Unlike get-token, this generates a fresh token and stores it server side. Use this when you need to rotate the active token.

Password management

Change password

Update the account password. Requires the current credentials:

const changePasswordResponse = await broadcastRequest<TokenResponse>({
  action: 'edit',
  resource: '/auth/change-password',
  details: {
    username: 'your_username',
    password: 'current_password',
    'new-password': 'new_strong_password',
  },
}, broadcaster);

The response returns the existing API token. The token is not rotated by a password change.

Session management

The broadcaster maintains COSE encryption state internally.
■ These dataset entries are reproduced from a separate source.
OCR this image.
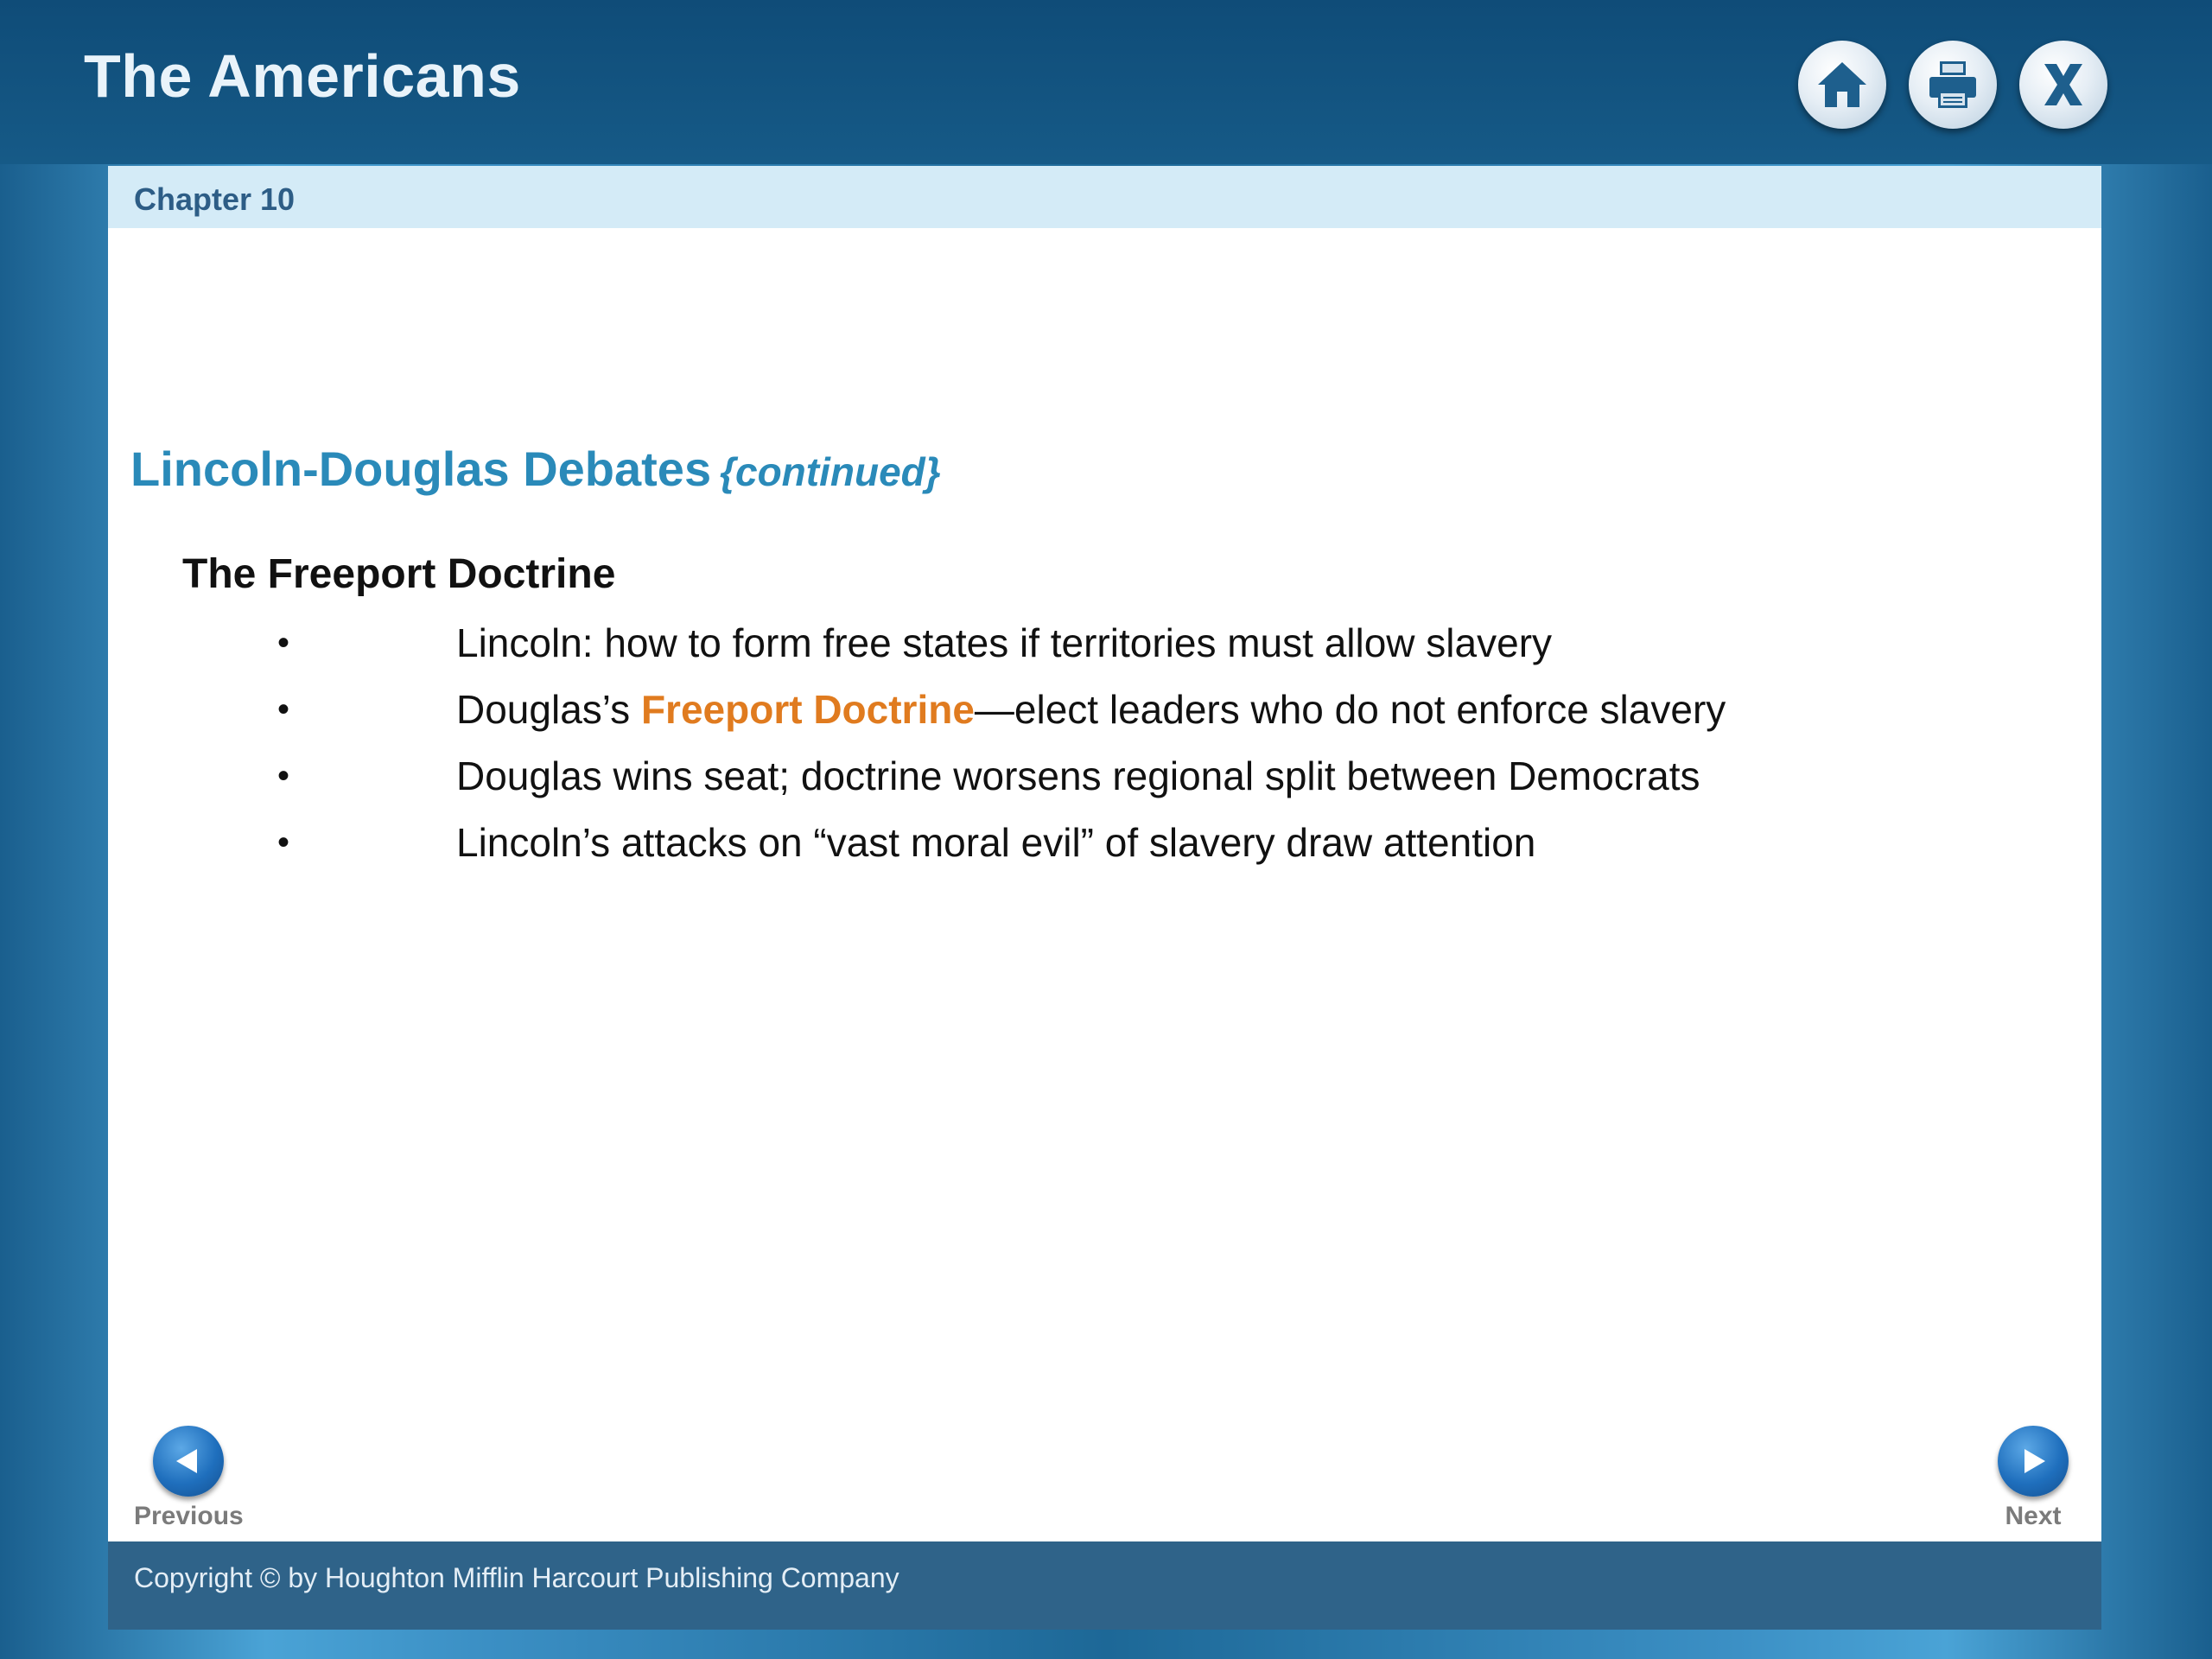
The Americans
Chapter 10
Lincoln-Douglas Debates {continued}
The Freeport Doctrine
•	Lincoln: how to form free states if territories must allow slavery
•	Douglas’s Freeport Doctrine—elect leaders who do not enforce slavery
•	Douglas wins seat; doctrine worsens regional split between Democrats
•	Lincoln’s attacks on “vast moral evil” of slavery draw attention
Previous	Next
Copyright © by Houghton Mifflin Harcourt Publishing Company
For long running services:

  • Token lifecycle: tokens do not expire automatically, but you can rotate them at any time using the refresh-token endpoint. If you suspect a token has been compromised, call refresh-token immediately.
  • Key persistence: store your device keys securely and load them at service startup. You do not need to reauthorize unless you are setting up a new device.
  • Multiple devices: each device needs its own key pairs and invite. A single issuer account can have multiple authorized devices.

Security notes

  • Server side only: never expose the broadcaster or private keys in client facing code (browsers, mobile apps, public endpoints).
  • Key storage: use a secret manager (AWS Secrets Manager, HashiCorp Vault, etc.) for private keys in production.
  • Environment isolation: use separate key pairs and invite data for testnet and mainnet.
  • Password strength: the account password is used for token based auth. Use a strong, unique password.